Nirmala Patil, a 59-year-old Sanpada resident, couldn’t walk for more than 10-15 minutes and had various deformities and subluxation of tibia (partial dislocation of bone below the knee). She was suffering from osteoporosis that hastened the development of various deformities.
“Osteoporosis is the culprit behind wear and tear of the cartilage, especially in women post menopause, because of reduced oestrogen levels. This leads to hormonal changes that make the bones brittle,” said Dr Rajesh Badiyani of Sai Snehdeep Hospital, where Patil was treated using gender-specific knee replacement implant that is designed for women according to their shape and bone size.
Dr Badiyani, a joint replacement and orthopaedic surgeon, said that out of 10 of his patients, seven are women. “They come with complaints of joint pain, general body ache and lower back pain,” he added.
This bone disease is common during winters, owing to less exposure to sunlight, causing a decrease in Vitamin D levels. Dr Siddharth Yadav, orthopaedic surgeon at the Fortis Hospital, said, “During winters, there is less exposure to sunlight and more so in case of housewives. If this continues, it causes osteomalacia - softening of bones. The initial symptoms osteomalacia include muscle weakness in thighs, pain in pelvis bones and causes chronic back pain over a period of time.”
Dr Yadav calls it a silent disease as it is not known unless one suffers from prolonged joint pain, in some cases even a small mishap causes fracture. “Since the bone turns brittle, even a small mishap is enough to cause a fracture. Hip, wrist and spinal fractures are common in this case.”
Osteoporotic fractures are hard to treat as due to a drop in the bone mineral density, the bones lose the capacity to hold implants.

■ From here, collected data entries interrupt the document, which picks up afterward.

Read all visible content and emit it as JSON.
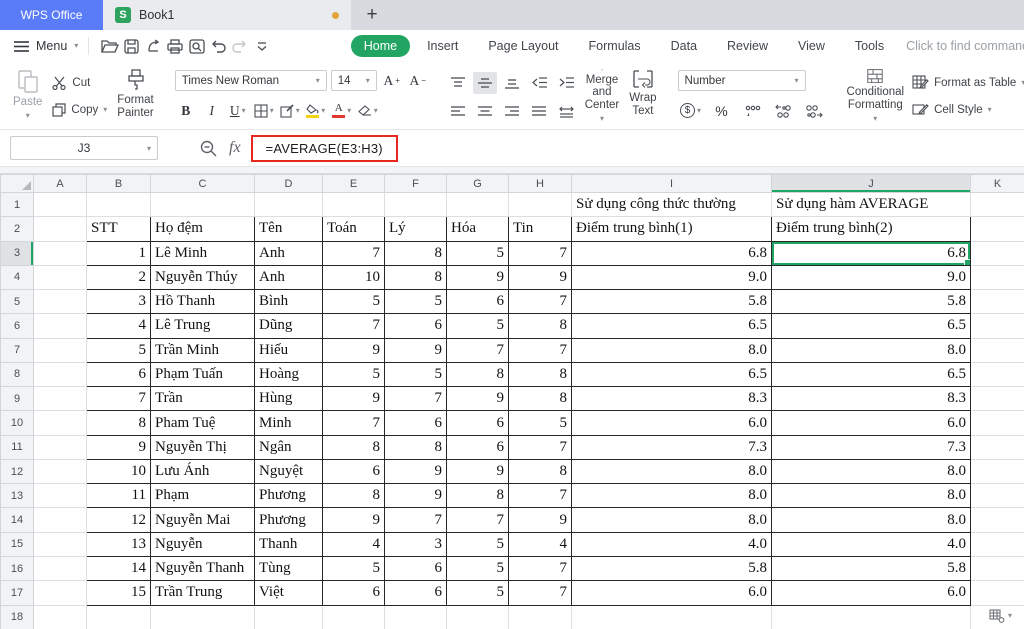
{
  "window": {
    "app_tab": "WPS Office",
    "document_tab": "Book1",
    "unsaved_indicator": true,
    "new_tab_glyph": "+"
  },
  "menu": {
    "label": "Menu"
  },
  "quickbar_icons": [
    "open-icon",
    "save-icon",
    "export-icon",
    "print-icon",
    "print-preview-icon",
    "undo-icon",
    "redo-icon",
    "more-icon"
  ],
  "ribbon_tabs": [
    {
      "label": "Home",
      "active": true
    },
    {
      "label": "Insert",
      "active": false
    },
    {
      "label": "Page Layout",
      "active": false
    },
    {
      "label": "Formulas",
      "active": false
    },
    {
      "label": "Data",
      "active": false
    },
    {
      "label": "Review",
      "active": false
    },
    {
      "label": "View",
      "active": false
    },
    {
      "label": "Tools",
      "active": false
    }
  ],
  "search": {
    "placeholder": "Click to find commands"
  },
  "ribbon": {
    "paste": "Paste",
    "cut": "Cut",
    "copy": "Copy",
    "format_painter": "Format Painter",
    "font_name": "Times New Roman",
    "font_size": "14",
    "merge_center": "Merge and Center",
    "wrap_text": "Wrap Text",
    "number_format": "Number",
    "conditional_formatting": "Conditional Formatting",
    "format_as_table": "Format as Table",
    "cell_style": "Cell Style"
  },
  "icons": {
    "bold": "B",
    "italic": "I",
    "underline": "U",
    "font_color": "A",
    "font_grow": "A",
    "font_shrink": "A",
    "fx": "fx",
    "currency": "$",
    "percent": "%"
  },
  "formula_bar": {
    "cell_ref": "J3",
    "formula": "=AVERAGE(E3:H3)"
  },
  "colors": {
    "accent_green": "#21a567",
    "brand_blue": "#5b7cf9",
    "annotation_red": "#e8281e",
    "unsaved_orange": "#e6a23c"
  },
  "sheet": {
    "col_headers": [
      "A",
      "B",
      "C",
      "D",
      "E",
      "F",
      "G",
      "H",
      "I",
      "J",
      "K"
    ],
    "row_count": 18,
    "selected_cell": "J3",
    "selected_col": "J",
    "selected_row": 3,
    "banner": [
      "Sử dụng công thức thường",
      "Sử dụng hàm AVERAGE"
    ],
    "headers": [
      "STT",
      "Họ đệm",
      "Tên",
      "Toán",
      "Lý",
      "Hóa",
      "Tin",
      "Điểm trung bình(1)",
      "Điểm trung bình(2)"
    ],
    "rows": [
      [
        1,
        "Lê Minh",
        "Anh",
        7,
        8,
        5,
        7,
        "6.8",
        "6.8"
      ],
      [
        2,
        "Nguyễn Thúy",
        "Anh",
        10,
        8,
        9,
        9,
        "9.0",
        "9.0"
      ],
      [
        3,
        "Hồ Thanh",
        "Bình",
        5,
        5,
        6,
        7,
        "5.8",
        "5.8"
      ],
      [
        4,
        "Lê Trung",
        "Dũng",
        7,
        6,
        5,
        8,
        "6.5",
        "6.5"
      ],
      [
        5,
        "Trần Minh",
        "Hiếu",
        9,
        9,
        7,
        7,
        "8.0",
        "8.0"
      ],
      [
        6,
        "Phạm Tuấn",
        "Hoàng",
        5,
        5,
        8,
        8,
        "6.5",
        "6.5"
      ],
      [
        7,
        "Trần",
        "Hùng",
        9,
        7,
        9,
        8,
        "8.3",
        "8.3"
      ],
      [
        8,
        "Pham Tuệ",
        "Minh",
        7,
        6,
        6,
        5,
        "6.0",
        "6.0"
      ],
      [
        9,
        "Nguyễn Thị",
        "Ngân",
        8,
        8,
        6,
        7,
        "7.3",
        "7.3"
      ],
      [
        10,
        "Lưu Ánh",
        "Nguyệt",
        6,
        9,
        9,
        8,
        "8.0",
        "8.0"
      ],
      [
        11,
        "Phạm",
        "Phương",
        8,
        9,
        8,
        7,
        "8.0",
        "8.0"
      ],
      [
        12,
        "Nguyễn Mai",
        "Phương",
        9,
        7,
        7,
        9,
        "8.0",
        "8.0"
      ],
      [
        13,
        "Nguyễn",
        "Thanh",
        4,
        3,
        5,
        4,
        "4.0",
        "4.0"
      ],
      [
        14,
        "Nguyễn Thanh",
        "Tùng",
        5,
        6,
        5,
        7,
        "5.8",
        "5.8"
      ],
      [
        15,
        "Trần Trung",
        "Việt",
        6,
        6,
        5,
        7,
        "6.0",
        "6.0"
      ]
    ]
  }
}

Dr Badiyani added, “During winter, the synobial fluid that acts as a lubricant around bones also decreases, causing stiffness. “Many women who come to me for treatment, also smoke and consume alcohol. This can prove to be very risky, since it increases osteoclastic activity - death of bone cells and degeneration of bones,” he said.
So while medical treatments and surgeries will give you relief [in 6-12 months], preventive measures and care will prove effective.
“For women in both, pre and post menopause stages, it is necessary that they consume nutritious, calcium-rich food. One should have enough exposure to sunlight; so even during winter, going for a walk in the morning will surely help you get your daily dose of Vitamin D. For women above 50, it is important to take bone mineral density tests every one to one-and-a-half years,” said Dr Yadav,
Dr Badiyani advised, “After menopause, taking extra supplements for calcium as prescribed by a doctor is necessary. Among working women, stress levels are high due to which they compromise on eating nutritious food, skip meals and eat fast food. So, maintaining a specific routine will help you in carrying out essential activities to reduce risk. Taking up activities like jogging, walking or yoga (that are not highly exerting) will ensure that joints do not get stiff. For those who are under treatments for osteoporosis, it is better to protect bones by wearing knee braces to prevent further injuries.”
Going weak in the knees
Osteoporosis is common during winters, owing to less exposure to sunlight, causing a decrease in Vitamin D levels. Medical treatments and surgeries will give you relief [in 6-12 months], preventive measures and care will prove effective
Dr Rajesh Badiyani advises that after menopause, taking extra supplements for calcium as prescribed by a doctor is necessary. Among working women, stress levels are high due to which they compromise on eating nutritious food, skip meals and eat fast food
Dr Siddharth Yadav says that for women above 50, it is important to take bone mineral density tests every one to one-and-a-half years.
Osteoporotic fractures are hard to treat.